Agree with Ralph Jacobsen and others. Too many retailers are unaware of the real impact of promotions on category profits because they don’t have the visibility provided by advanced analytics tools. Doesn’t sound to me like the author has the information he needs to effectively forecast promotional impact during vendor negotiations, which could hurt profitability. Further, I agree that retailers should optimize prices based on customer behavior, particularly customized across different zones or banners. Retailers also need to rationalize promotions – running too many SKUs on promo can create confusion for shoppers.
While the debate rages on between private label and national brands, the reality is that private label is entrenched in grocery and represents far too much upside for category managers to ignore. Absolutely agree with the comment that consumers’ perception of private label quality is directly related to the price charged, especially in relation to a national brand equivalent. Going beyond this, what is the consumer’s appetite for a premium priced private label offering in an upscale chain? Is it foreseeable that the national brand will become the generic?
Separately, one of the largest unanswered questions in this post for North American grocery category managers is what to do with price as grocery shopping moves online. Based on other markets, grocery is unique from other categories in that the online price frequently remains higher than the offline price over time. While “time is money,” will this same pattern hold true across the U.S. market? As well, how or do grocers plan to reconcile zone-based pricing strategies as their category goes online?
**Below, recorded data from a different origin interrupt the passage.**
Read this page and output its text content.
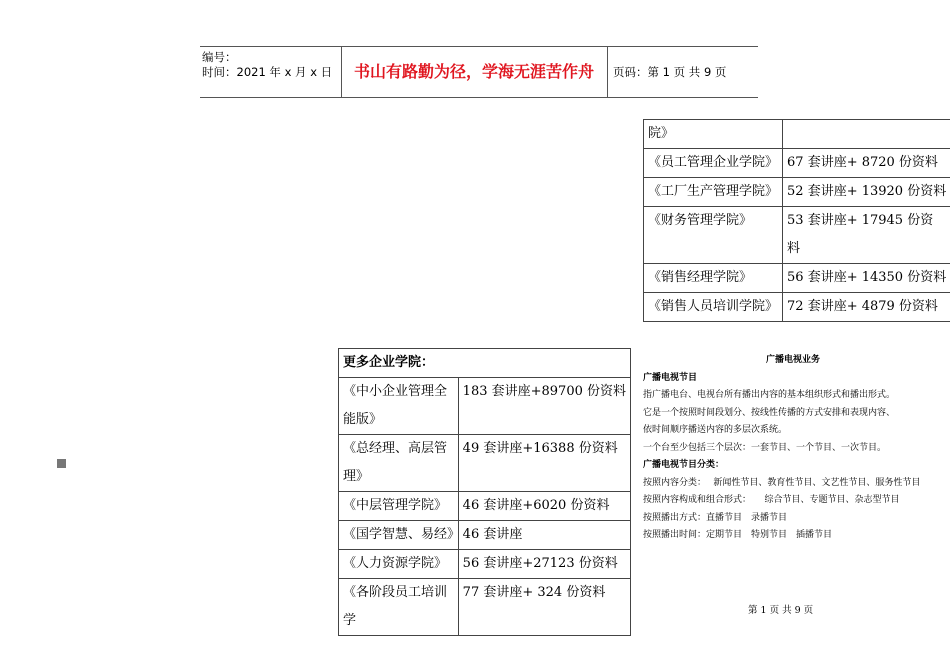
编号：
时间：2021 年 x 月 x 日	书山有路勤为径，学海无涯苦作舟	页码：第 1 页 共 9 页
院》	
《员工管理企业学院》	67 套讲座+ 8720 份资料
《工厂生产管理学院》	52 套讲座+ 13920 份资料
《财务管理学院》	53 套讲座+ 17945 份资
料

《销售经理学院》	56 套讲座+ 14350 份资料
《销售人员培训学院》	72 套讲座+ 4879 份资料
更多企业学院：	
《中小企业管理全能版》	183 套讲座+89700 份资料
《总经理、高层管理》	49 套讲座+16388 份资料
《中层管理学院》	46 套讲座+6020 份资料
《国学智慧、易经》	46 套讲座
《人力资源学院》	56 套讲座+27123 份资料
《各阶段员工培训学	77 套讲座+ 324 份资料
广播电视业务
广播电视节目
指广播电台、电视台所有播出内容的基本组织形式和播出形式。
它是一个按照时间段划分、按线性传播的方式安排和表现内容、
依时间顺序播送内容的多层次系统。
一个台至少包括三个层次：一套节目、一个节目、一次节目。
广播电视节目分类：
按照内容分类：　 新闻性节目、教育性节目、文艺性节目、服务性节目
按照内容构成和组合形式：　　综合节目、专题节目、杂志型节目
按照播出方式：直播节目　录播节目
按照播出时间：定期节目　特别节目　插播节目
第 1 页 共 9 页
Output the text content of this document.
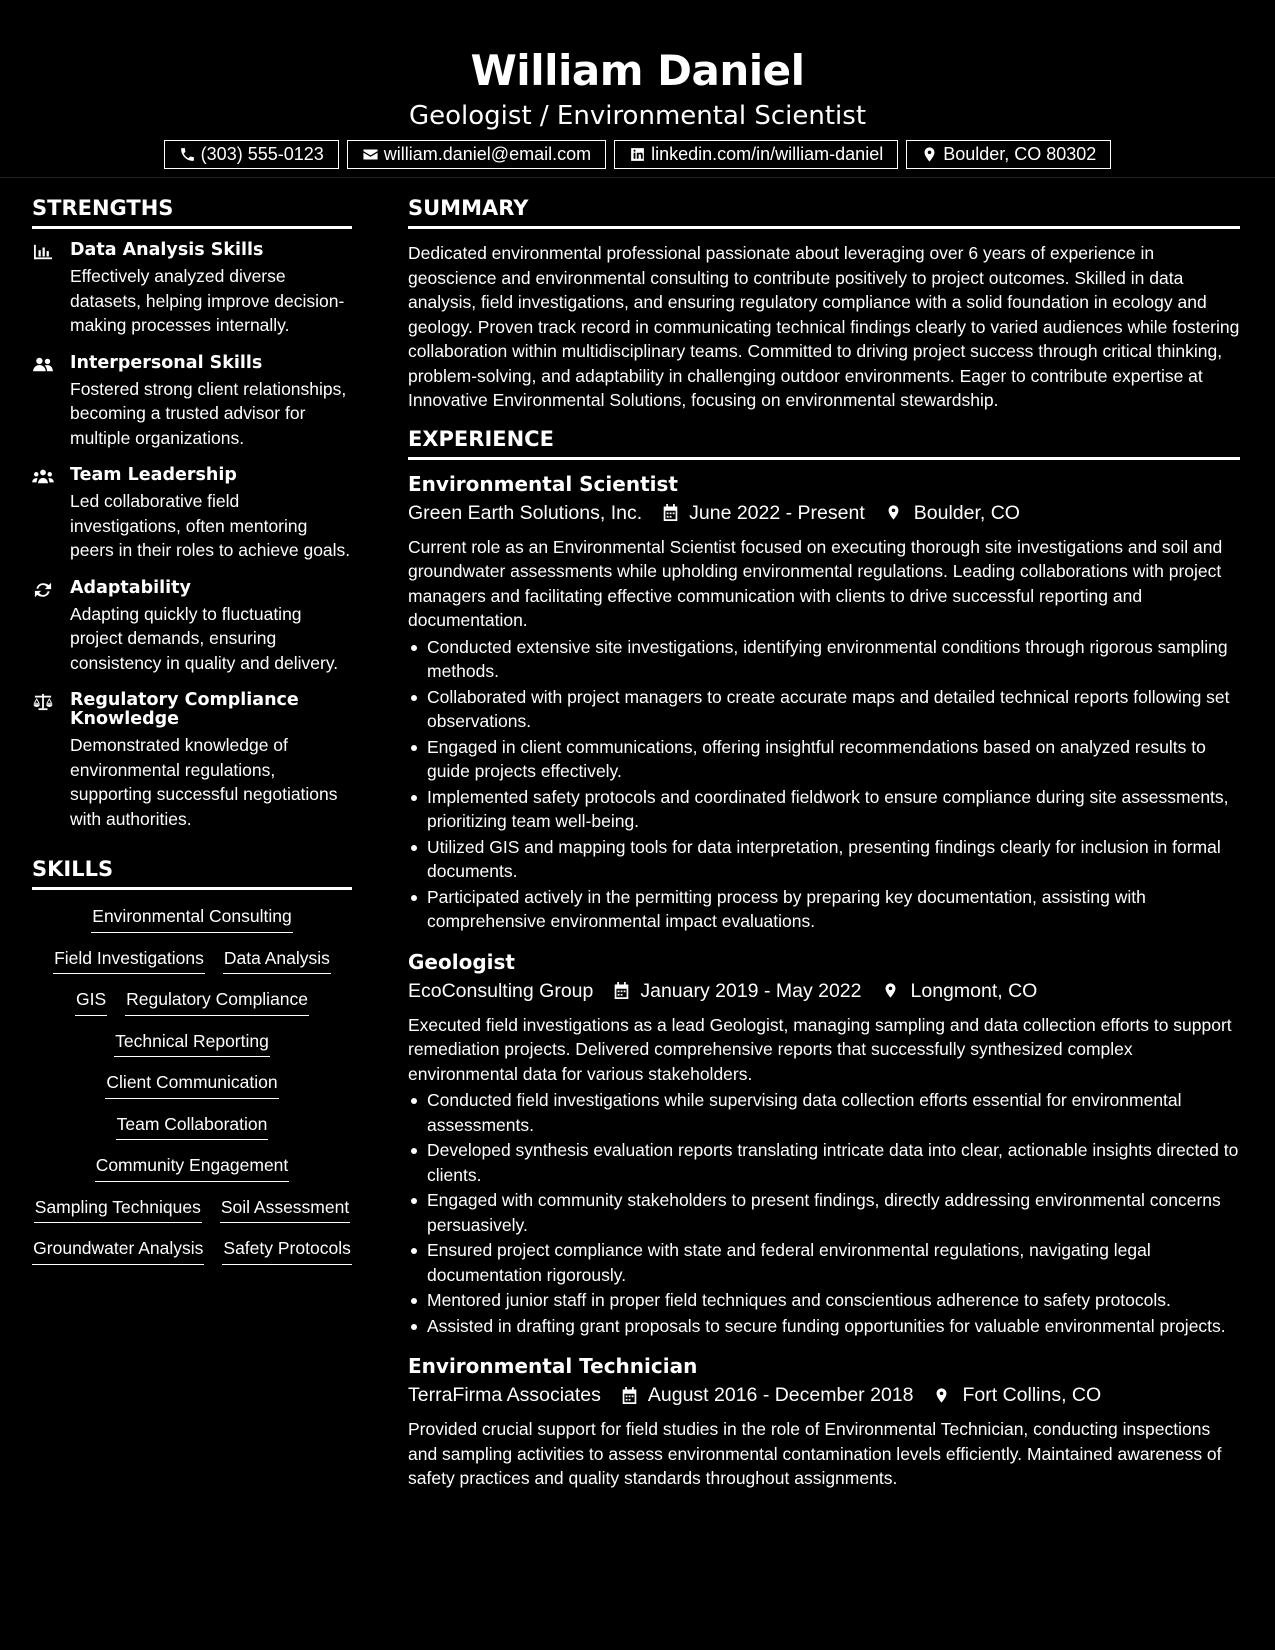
William Daniel
Geologist / Environmental Scientist
(303) 555-0123	william.daniel@email.com	linkedin.com/in/william-daniel	Boulder, CO 80302
STRENGTHS
Data Analysis Skills
Effectively analyzed diverse datasets, helping improve decision-making processes internally.
Interpersonal Skills
Fostered strong client relationships, becoming a trusted advisor for multiple organizations.
Team Leadership
Led collaborative field investigations, often mentoring peers in their roles to achieve goals.
Adaptability
Adapting quickly to fluctuating project demands, ensuring consistency in quality and delivery.
Regulatory Compliance Knowledge
Demonstrated knowledge of environmental regulations, supporting successful negotiations with authorities.
SKILLS
Environmental Consulting
Field Investigations Data Analysis
GIS Regulatory Compliance
Technical Reporting
Client Communication
Team Collaboration
Community Engagement
Sampling Techniques Soil Assessment
Groundwater Analysis Safety Protocols
SUMMARY

Dedicated environmental professional passionate about leveraging over 6 years of experience in geoscience and environmental consulting to contribute positively to project outcomes. Skilled in data analysis, field investigations, and ensuring regulatory compliance with a solid foundation in ecology and geology. Proven track record in communicating technical findings clearly to varied audiences while fostering collaboration within multidisciplinary teams. Committed to driving project success through critical thinking, problem-solving, and adaptability in challenging outdoor environments. Eager to contribute expertise at Innovative Environmental Solutions, focusing on environmental stewardship.

EXPERIENCE
Environmental Scientist
Green Earth Solutions, Inc. June 2022 - Present	Boulder, CO

Current role as an Environmental Scientist focused on executing thorough site investigations and soil and groundwater assessments while upholding environmental regulations. Leading collaborations with project managers and facilitating effective communication with clients to drive successful reporting and documentation.

Conducted extensive site investigations, identifying environmental conditions through rigorous sampling methods.
Collaborated with project managers to create accurate maps and detailed technical reports following set observations.
Engaged in client communications, offering insightful recommendations based on analyzed results to guide projects effectively.
Implemented safety protocols and coordinated fieldwork to ensure compliance during site assessments, prioritizing team well-being.
Utilized GIS and mapping tools for data interpretation, presenting findings clearly for inclusion in formal documents.
Participated actively in the permitting process by preparing key documentation, assisting with comprehensive environmental impact evaluations.
Geologist
EcoConsulting Group January 2019 - May 2022	Longmont, CO

Executed field investigations as a lead Geologist, managing sampling and data collection efforts to support remediation projects. Delivered comprehensive reports that successfully synthesized complex environmental data for various stakeholders.

Conducted field investigations while supervising data collection efforts essential for environmental assessments.
Developed synthesis evaluation reports translating intricate data into clear, actionable insights directed to clients.
Engaged with community stakeholders to present findings, directly addressing environmental concerns persuasively.
Ensured project compliance with state and federal environmental regulations, navigating legal documentation rigorously.
Mentored junior staff in proper field techniques and conscientious adherence to safety protocols.
Assisted in drafting grant proposals to secure funding opportunities for valuable environmental projects.
Environmental Technician
TerraFirma Associates August 2016 - December 2018	Fort Collins, CO

Provided crucial support for field studies in the role of Environmental Technician, conducting inspections and sampling activities to assess environmental contamination levels efficiently. Maintained awareness of safety practices and quality standards throughout assignments.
There are some very flexible and robust pricing solutions that enable the grocery retailer to create the pricing strategy and pricing execution that fits their business model, or allows them to adjust the model and try alternatives. Simply using an old process under the “that’s the way we always did it” will not lead to success. Pricing, promotion strategy, store location, and a score of other variables make it impossible to simply do pricing on a spreadsheet.